Muğla Büyükşehir Belediye Başkanı Ahmet Aras, kamu kaynaklarını özel bir şirkete aktararak Türk turizmini baltalayan yeni bir skandala imza attı. İstanbul Deniz Otobüsleri A.Ş. (İDO) gibi tamamen özel bir şirketle yapılan anlaşma kapsamında, Muğla’nın kaynakları Yunan Adaları için seferber ediliyor. Hem de ekonomik krizle boğuşan Türk turizminin can çekiştiği bir dönemde
CHP’nin AK Parti’yi eleştirdiği “Yolcu Garantili Ödeme Modeli” CHP’li belediyede
Belediyenin İDO ile yaptığı bu anlaşmanın özü, yolcu garantili ödeme modeline dayanıyor.
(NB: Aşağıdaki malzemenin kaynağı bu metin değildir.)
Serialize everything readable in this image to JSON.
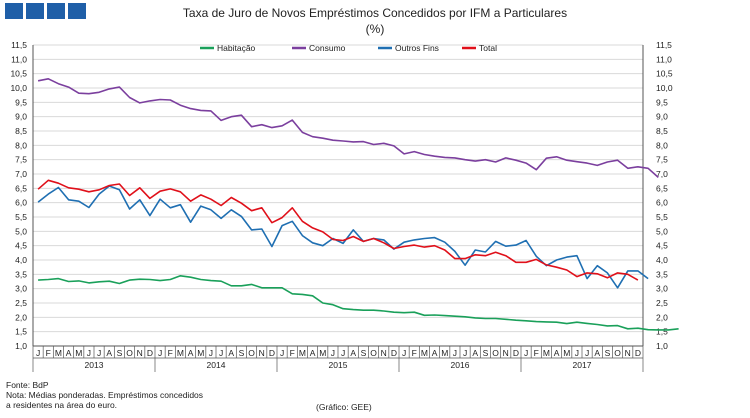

Yani seferlerde yeterli yolcu olmasa da belediye ödeme yapıyor. Bu model yıllardır CHP tarafından “köprü, otoyol, şehir hastaneleri” gibi projelerde AK Parti’ye yönelik en sert eleştirilerin hedefindeydi. Şimdi aynı modeli de CHP’li Ahmet Aras uygulamaya soktu.
Kamu zararı bilinçli mi yaratılıyor?
Belediyeye ait MUTTAŞ A.Ş.’nin Yönetim Kurulu Başkanı Uğur İlhami Özden, Ahmet Aras’ın hem siyasi hem de özel hayatındaki en yakın isimlerden biri. Aras’ın talimatıyla hayata geçirilen Fethiye-Rodos feribot projesinde kamunun üstlendiği maliyetler tartışma yaratırken, bu ilişkinin doğrudan çıkar ağına dönüştüğü iddiaları gündemde.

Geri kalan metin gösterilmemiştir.